Last Tuesday, Sept. 19, University of Maine students, faculty and community members filled the Minsky Hall Auditorium in eager anticipation. The famed trans scholar Dr. Z Nicolazzo gave a public talk titled “Honor Our Dead and Fight Like Hell for the Living: Trans Legacies of Resilience, Resistance, and Love.”
The talk began at 5 p.m. and was hosted by the Women’s, Gender, and Sexuality (WGS) Studies Department, with the UMaine Division of Student Life; Lesbian, Gay, Bisexual, Transgender and Queer (LGBTQ) Services; the Wilson Center and EqualityMaine serving as sponsors. Susan Gardner, the director of WGS and the Rising Tide Center, opened the public event by preaching “equity and inclusion across this campus, community, and the world.”
Also opening the event was Gia Drew, a trans advocate and program director for EqualityMaine. Drew spoke about her experiences as Maine’s first out transgender public school teacher and her accomplishments “advocating for the LGBTQ community for 33 years.”
Dr. Z Nicolazzo is an accomplished academic currently serving as a faculty associate in the Center for the Study of Women, Gender, and Sexuality at Northern Illinois University. Nicolazzo is also the proud author of “Trans* in College: Transgender Students’ Strategies for Navigating Campus Life and the Institutional Politics of Inclusion,” which was available for purchase and signing at the event.

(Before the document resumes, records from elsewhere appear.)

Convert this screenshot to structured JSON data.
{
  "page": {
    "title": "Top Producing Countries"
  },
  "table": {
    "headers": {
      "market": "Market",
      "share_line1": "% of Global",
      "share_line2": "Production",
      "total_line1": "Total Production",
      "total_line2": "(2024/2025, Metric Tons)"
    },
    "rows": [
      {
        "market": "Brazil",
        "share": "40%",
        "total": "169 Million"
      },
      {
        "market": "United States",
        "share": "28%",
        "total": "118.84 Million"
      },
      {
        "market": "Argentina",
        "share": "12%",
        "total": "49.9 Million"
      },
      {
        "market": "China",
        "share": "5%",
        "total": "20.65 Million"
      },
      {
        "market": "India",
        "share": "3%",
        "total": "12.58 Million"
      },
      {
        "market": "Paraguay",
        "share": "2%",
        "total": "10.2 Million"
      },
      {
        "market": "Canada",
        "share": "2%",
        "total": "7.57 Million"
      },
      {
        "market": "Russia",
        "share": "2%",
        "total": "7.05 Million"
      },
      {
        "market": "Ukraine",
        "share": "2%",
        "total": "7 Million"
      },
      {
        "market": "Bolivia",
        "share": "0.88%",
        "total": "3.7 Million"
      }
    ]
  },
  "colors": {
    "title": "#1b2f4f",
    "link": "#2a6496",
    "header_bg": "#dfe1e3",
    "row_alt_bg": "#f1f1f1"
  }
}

Nicolazzo, whose pronouns are ze/hir/hirs, began by thanking the people who made the event possible but don’t typically get enough credit, like the custodians, servers and caterers of the world. Ze also held a moment of silence for the indigenous tribes because the land we stand on once belonged to them, calling out the Penobscot and Wabanaki tribes in particular. Finally, Nicolazzo encouraged the audience to tweet their thoughts about the talk using the hashtag #TransingUMaine to encourage dialogue that would continue outside of the physical space of Minsky Hall.
Nicolazzo began hir talk by referencing the many trans and LGBTQ folk in history who have advocated for the rights of other disenfranchised people to make way for future generations. Nicolazzo discussed the “various forms of historical amnesia” affecting our nation today by quoting James Baldwin’s film “I Am Not Your Negro,” saying, “The great force of history comes from the fact that we carry it with us, we are unconsciously controlled by it in many ways, and history is literally present in all that we do.”
Throughout the talk Nicolazzo highlighted different resources available as well as trans artists and activists such as CeCe McDonald and Sylvia Rivera. Hir presentation included quotes from such activists, as well as footage of Rivera’s infamous speech following the Stonewall Riots.
Tying the talk into current events, Nicolazzo mentioned current Vice President Mike Pence’s troubling history of anti-LGBTQ policies, and referred to our current president Donald Trump as “the orange mess,” warranting a hearty laugh from the audience. Nicolazzo touched upon trans bathroom bans as well, saying, “It’s not about bathrooms, it’s about erasing trans people from public life…[putting trans people] at increasing risk, threat, and vulnerability.”
Portions of Nicolazzo’s talk were devoted to appreciating history, specifically “flashpoints” like the Stonewall riots, which were featured in footage shown in Nicolazzo’s presentation. Nicolazzo explained the history behind many LGBTQ movements, and how drag queens and trans women of color were often at the forefront.
Nicolazzo commended the audience for showing their support for trans issues, admitting that this can be exhausting work, “resisting the oppression that is ever present in this world.” Ze spoke directly to audience members who have experienced marginalization, preaching, “Simply and without hesitation, you are a gem. You are a gem, and I will never stop fighting for you, because you’re worth it.” Ze noted that self-love is essential to every person’s well being, but it doesn’t always come so easily.
To conclude the talk Nicolazzo posed the question of “so what?” to the audience, explaining how we must take steps from here. Nicolazzo counseled the audience to “expand and grow their own kinship networks,” as “dependency is one of our greatest sources of power.” Nicolazzo encouraged the people in attendance to connect with love, both with each other and oneself, not because ze told them to, but in an effort to make the world a better place than we found it.